WASHINGTON — U.S. retailers and brands came under fire in the Senate Thursday for refusing, with the exception of three companies, to sign a legally binding Bangladesh fire and safety plan.
Sen. Robert Menendez (D., N.J.), chairman of the influential Foreign Relations Committee, took a hard line against American companies that have formed their own alliance to tackle fire and building safety issues in Bangladesh after declining to sign an international accord, warning them to get their act together “sooner rather than later.”
The committee stepped into the controversy swirling around inadequate fire and building safety standards and enforcement in the Asian nation’s apparel industry in the wake of the Rana Plaza building collapse in April that has claimed 1,129 lives and a fire at Tazreen Fashions in November that killed 112 garment workers.
“Why is it that only a handful of American retailers have signed on, but many more European companies have signed on to the IndustriALL accord?” asked Menendez, addressing the hearing, which included three Obama administration officials and an attorney representing major retail and apparel industry groups. “What confidence can you give me that there are serious efforts under way by American retailers to help improve labor conditions?”

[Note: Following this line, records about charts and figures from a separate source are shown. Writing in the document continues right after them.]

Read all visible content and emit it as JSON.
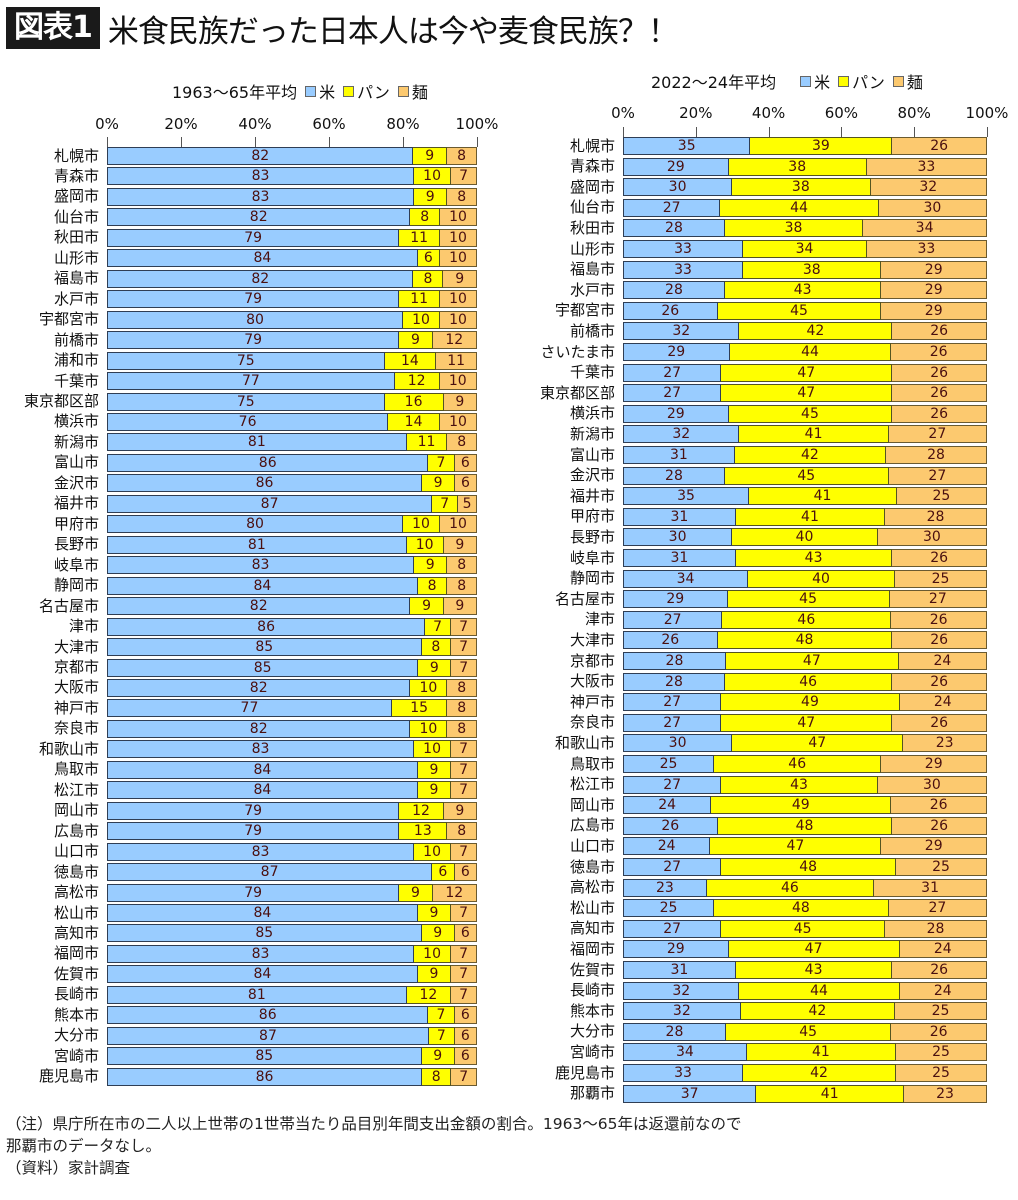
{
  "header": {
    "badge": "図表1",
    "title": "米食民族だった日本人は今や麦食民族？！"
  },
  "legend": {
    "items": [
      {
        "label": "米",
        "color": "#99ccff"
      },
      {
        "label": "パン",
        "color": "#ffff00"
      },
      {
        "label": "麺",
        "color": "#fcc96f"
      }
    ]
  },
  "left_chart": {
    "title": "1963〜65年平均"
  },
  "right_chart": {
    "title": "2022〜24年平均"
  },
  "notes": {
    "line1": "（注）県庁所在市の二人以上世帯の1世帯当たり品目別年間支出金額の割合。1963〜65年は返還前なので",
    "line2": "那覇市のデータなし。",
    "line3": "（資料）家計調査"
  },
  "chart_data": [
    {
      "type": "bar",
      "orientation": "horizontal",
      "stacked": "percent",
      "title": "1963〜65年平均",
      "xlabel": "",
      "ylabel": "",
      "xlim": [
        0,
        100
      ],
      "x_ticks": [
        "0%",
        "20%",
        "40%",
        "60%",
        "80%",
        "100%"
      ],
      "legend": [
        "米",
        "パン",
        "麺"
      ],
      "legend_position": "top",
      "grid": false,
      "categories": [
        "札幌市",
        "青森市",
        "盛岡市",
        "仙台市",
        "秋田市",
        "山形市",
        "福島市",
        "水戸市",
        "宇都宮市",
        "前橋市",
        "浦和市",
        "千葉市",
        "東京都区部",
        "横浜市",
        "新潟市",
        "富山市",
        "金沢市",
        "福井市",
        "甲府市",
        "長野市",
        "岐阜市",
        "静岡市",
        "名古屋市",
        "津市",
        "大津市",
        "京都市",
        "大阪市",
        "神戸市",
        "奈良市",
        "和歌山市",
        "鳥取市",
        "松江市",
        "岡山市",
        "広島市",
        "山口市",
        "徳島市",
        "高松市",
        "松山市",
        "高知市",
        "福岡市",
        "佐賀市",
        "長崎市",
        "熊本市",
        "大分市",
        "宮崎市",
        "鹿児島市"
      ],
      "series": [
        {
          "name": "米",
          "color": "#99ccff",
          "values": [
            82,
            83,
            83,
            82,
            79,
            84,
            82,
            79,
            80,
            79,
            75,
            77,
            75,
            76,
            81,
            86,
            86,
            87,
            80,
            81,
            83,
            84,
            82,
            86,
            85,
            85,
            82,
            77,
            82,
            83,
            84,
            84,
            79,
            79,
            83,
            87,
            79,
            84,
            85,
            83,
            84,
            81,
            86,
            87,
            85,
            86
          ]
        },
        {
          "name": "パン",
          "color": "#ffff00",
          "values": [
            9,
            10,
            9,
            8,
            11,
            6,
            8,
            11,
            10,
            9,
            14,
            12,
            16,
            14,
            11,
            7,
            9,
            7,
            10,
            10,
            9,
            8,
            9,
            7,
            8,
            9,
            10,
            15,
            10,
            10,
            9,
            9,
            12,
            13,
            10,
            6,
            9,
            9,
            9,
            10,
            9,
            12,
            7,
            7,
            9,
            8
          ]
        },
        {
          "name": "麺",
          "color": "#fcc96f",
          "values": [
            8,
            7,
            8,
            10,
            10,
            10,
            9,
            10,
            10,
            12,
            11,
            10,
            9,
            10,
            8,
            6,
            6,
            5,
            10,
            9,
            8,
            8,
            9,
            7,
            7,
            7,
            8,
            8,
            8,
            7,
            7,
            7,
            9,
            8,
            7,
            6,
            12,
            7,
            6,
            7,
            7,
            7,
            6,
            6,
            6,
            7
          ]
        }
      ]
    },
    {
      "type": "bar",
      "orientation": "horizontal",
      "stacked": "percent",
      "title": "2022〜24年平均",
      "xlabel": "",
      "ylabel": "",
      "xlim": [
        0,
        100
      ],
      "x_ticks": [
        "0%",
        "20%",
        "40%",
        "60%",
        "80%",
        "100%"
      ],
      "legend": [
        "米",
        "パン",
        "麺"
      ],
      "legend_position": "top",
      "grid": false,
      "categories": [
        "札幌市",
        "青森市",
        "盛岡市",
        "仙台市",
        "秋田市",
        "山形市",
        "福島市",
        "水戸市",
        "宇都宮市",
        "前橋市",
        "さいたま市",
        "千葉市",
        "東京都区部",
        "横浜市",
        "新潟市",
        "富山市",
        "金沢市",
        "福井市",
        "甲府市",
        "長野市",
        "岐阜市",
        "静岡市",
        "名古屋市",
        "津市",
        "大津市",
        "京都市",
        "大阪市",
        "神戸市",
        "奈良市",
        "和歌山市",
        "鳥取市",
        "松江市",
        "岡山市",
        "広島市",
        "山口市",
        "徳島市",
        "高松市",
        "松山市",
        "高知市",
        "福岡市",
        "佐賀市",
        "長崎市",
        "熊本市",
        "大分市",
        "宮崎市",
        "鹿児島市",
        "那覇市"
      ],
      "series": [
        {
          "name": "米",
          "color": "#99ccff",
          "values": [
            35,
            29,
            30,
            27,
            28,
            33,
            33,
            28,
            26,
            32,
            29,
            27,
            27,
            29,
            32,
            31,
            28,
            35,
            31,
            30,
            31,
            34,
            29,
            27,
            26,
            28,
            28,
            27,
            27,
            30,
            25,
            27,
            24,
            26,
            24,
            27,
            23,
            25,
            27,
            29,
            31,
            32,
            32,
            28,
            34,
            33,
            37
          ]
        },
        {
          "name": "パン",
          "color": "#ffff00",
          "values": [
            39,
            38,
            38,
            44,
            38,
            34,
            38,
            43,
            45,
            42,
            44,
            47,
            47,
            45,
            41,
            42,
            45,
            41,
            41,
            40,
            43,
            40,
            45,
            46,
            48,
            47,
            46,
            49,
            47,
            47,
            46,
            43,
            49,
            48,
            47,
            48,
            46,
            48,
            45,
            47,
            43,
            44,
            42,
            45,
            41,
            42,
            41
          ]
        },
        {
          "name": "麺",
          "color": "#fcc96f",
          "values": [
            26,
            33,
            32,
            30,
            34,
            33,
            29,
            29,
            29,
            26,
            26,
            26,
            26,
            26,
            27,
            28,
            27,
            25,
            28,
            30,
            26,
            25,
            27,
            26,
            26,
            24,
            26,
            24,
            26,
            23,
            29,
            30,
            26,
            26,
            29,
            25,
            31,
            27,
            28,
            24,
            26,
            24,
            25,
            26,
            25,
            25,
            23
          ]
        }
      ]
    }
  ]
}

Eric Biel, acting associate deputy undersecretary for international affairs at the Department of Labor’s Bureau of International Labor Affairs, noted that the Labor Department is not endorsing any plan, but said, “It is our hope that as some of the details become clearer [with implementation of the IndustriALL-led accord], maybe some of those concerns will be obviated and there will be momentum for additional [U.S.] brands to sign on, but they have to make their own determination.”
An alliance of North American retailers led by Wal-Mart Stores Inc. and Gap Inc. has declined to sign the IndustriALL Global Union-led Accord on Fire and Building Safety in Bangladesh, citing concerns over legal liabilities. The alliance is formulating its own safety plan, which it said it hopes to unveil next month.
Forty-three retailers and brands have signed the IndustriALL-led accord, but only three of them are from the U.S. — PVH Corp., Abercrombie & Fitch Co. and Sean John.
“While the U.S. retail and apparel industry shares IndustriALL’s goal of improving worker safety to make more tangible progress on the ground, U.S. companies have raised several concerns regarding the accord, including the vague and ambiguous terms which potentially hold unlimited legal liabilities,” said Johan Lubbe, who testified on behalf of the Wal-Mart/Gap-led alliance and is U.S. practice cochair for international employment law at the law firm Littler Mendelson. “The IndustriALL accord should not be viewed as the sole response and solution to the situation in Bangladesh. U.S. and Canadian companies have come together in alliance to develop a single, unified action plan that they believe will achieve immediate and sustainable long-lasting change for the garment industry in Bangladesh.”
Menendez pushed back and said, “At the end of the day, I get concerned when I hear about the industry’s unwillingness to join a more global standard. Regardless of whether it is Bangladesh today or some other place tomorrow, we have to have a global standard so that we don’t have a race to the bottom. I think Rana Plaza shows the limits of individual corporate responsibility campaigns.”
Menendez said the AFL-CIO’s petition seeking to revoke Bangladesh’s trade preferences under the U.S. Generalized System of Preferences has languished for six years, “giving us an example of how everybody turns a blind eye until something happens, and I can assure you something is going to happen,” he warned, unless the industry “gets its act together and establishes a standard.”
Celeste Drake, trade policy specialist at the AFL-CIO, said labor groups are concerned that the North American alliance plan will be voluntary, with no legally binding components. They are also concerned about having two separate accords.
“What we are really afraid of is that this new alternative plan with the Bipartisan Policy Center sounds good, but if it ends up being more corporate-directed social responsibility, but not giving workers the power to speak up for themselves and be monitors of their own health and safety, it simply is not going to work,” Drake said.
The administration officials said the Bangladesh government must take strong steps to show that it is seriously addressing the labor and safety issues in the garment industry, in order to retain its GSP benefits, which are in jeopardy and currently under review. They said the government has taken positive steps, such as agreeing to allow workers to form unions without factory owner approval and convening a commission to look at raising the minimum wage, which stands at $37 a month for garment workers, and committing to hiring more labor inspectors, up to 800 in the short term.
“We believe three key reforms are particularly important to improve workers’ lives in the near term — guaranteeing workers’ rights to organize, guaranteeing fire safety, and ensuring structural soundness of factories and other facilities,” said Robert Blake, assistant secretary of state for South and Central Asian Affairs at the State Department.
Lewis Karesh, assistant U.S. Trade Representative for labor, said administration officials have outlined specific concerns to the Bangladeshi government as part of the GSP review, including actions they should take to allow greater freedom of association, enabling workers to form and operate unions, and allowing nongovernmental organizations to assist them in ensuring they have safe factories in which to work.